Midori hums a bit, ignoring the insult. "Haven't you ever been told that your definition of fun is interesting? I think that's how it goes."
"No," Ayano says flatly, but the world seems to shiver. Not that Ayano cares.
She laughs. "Oh well," she says, and pulls her hands into the monitor, and pulls her in with a flash.
Ayano's face is still inexpressive. Midori decides she won't blame her. After all, it's not like anyone has real facial expressions coded in yet. Oh, the despairs of these accursed Unity models!
She blinks. And she blinks again. "Oh."
Monika doesn't look very happy. But then again, it's not like there's heaps of emotions that can be expressed with only a few sprites.
"Oh," she repeats.
"Gurin. Are you done with this?"
Midori doesn't answer, finding sudden absurdity in everything around her. Instead, a low laughter like a brook bubbles out of her and it grows and grows until she laughs so hard she cries, and now she's just plain crying.
Ayano looks on indifferently, Monika watches pensively, Midori doesn't even know why all these tears sprung on so quickly.
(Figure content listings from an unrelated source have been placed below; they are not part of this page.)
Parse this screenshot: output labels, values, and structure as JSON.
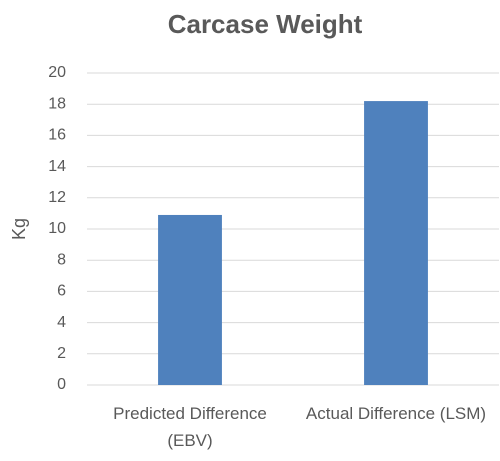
{
  "chart_data": {
    "type": "bar",
    "title": "Carcase Weight",
    "y_label": "Kg",
    "categories": [
      "Predicted Difference (EBV)",
      "Actual Difference (LSM)"
    ],
    "values": [
      10.9,
      18.2
    ],
    "color": "#4f81bd",
    "ylim": [
      0,
      20
    ],
    "yticks": [
      0,
      2,
      4,
      6,
      8,
      10,
      12,
      14,
      16,
      18,
      20
    ],
    "grid": true
  }
}
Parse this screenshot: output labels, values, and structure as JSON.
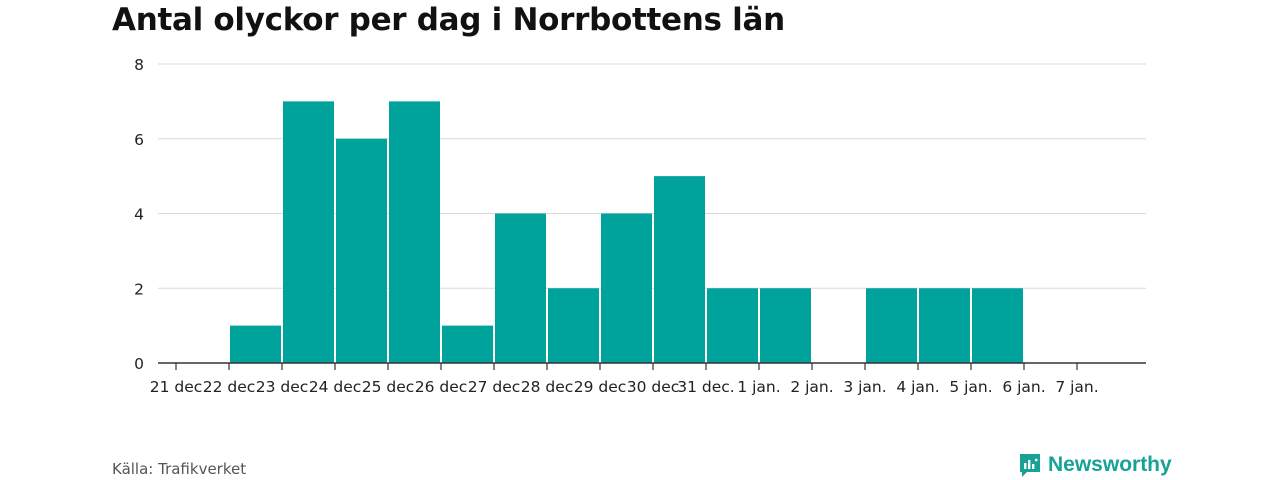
{
  "title": "Antal olyckor per dag i Norrbottens län",
  "source": "Källa: Trafikverket",
  "brand": {
    "name": "Newsworthy",
    "icon": "newsworthy-logo-icon"
  },
  "colors": {
    "bar": "#00a39b",
    "grid": "#d9d9d9",
    "axis": "#333333",
    "brand": "#17a296"
  },
  "chart_data": {
    "type": "bar",
    "categories": [
      "21 dec",
      "22 dec",
      "23 dec",
      "24 dec",
      "25 dec",
      "26 dec",
      "27 dec",
      "28 dec",
      "29 dec",
      "30 dec",
      "31 dec.",
      "1 jan.",
      "2 jan.",
      "3 jan.",
      "4 jan.",
      "5 jan.",
      "6 jan.",
      "7 jan."
    ],
    "values": [
      0,
      1,
      7,
      6,
      7,
      1,
      4,
      2,
      4,
      5,
      2,
      2,
      0,
      2,
      2,
      2,
      0,
      0
    ],
    "y_ticks": [
      0,
      2,
      4,
      6,
      8
    ],
    "ylim": [
      0,
      8
    ],
    "grid": true,
    "title": "Antal olyckor per dag i Norrbottens län",
    "xlabel": "",
    "ylabel": ""
  }
}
Perhaps all her deaths suddenly flashed before her, or maybe she's just so happy that the few people she really loves are together with her.
But…
She only just met Monika a couple of hours ago, and they were barely even friends. Ayano, too, has spent all of their interactions on homicide; she didn't know anything about Midori's home life. Not like Midori had a home life in the first place, anyways. Of course, Monika wasn't real, Ayano wasn't real, and Midori sure wasn't real, either.
Just pretty faces assigned to if statements and while loops. All controlled by the whims of an electron.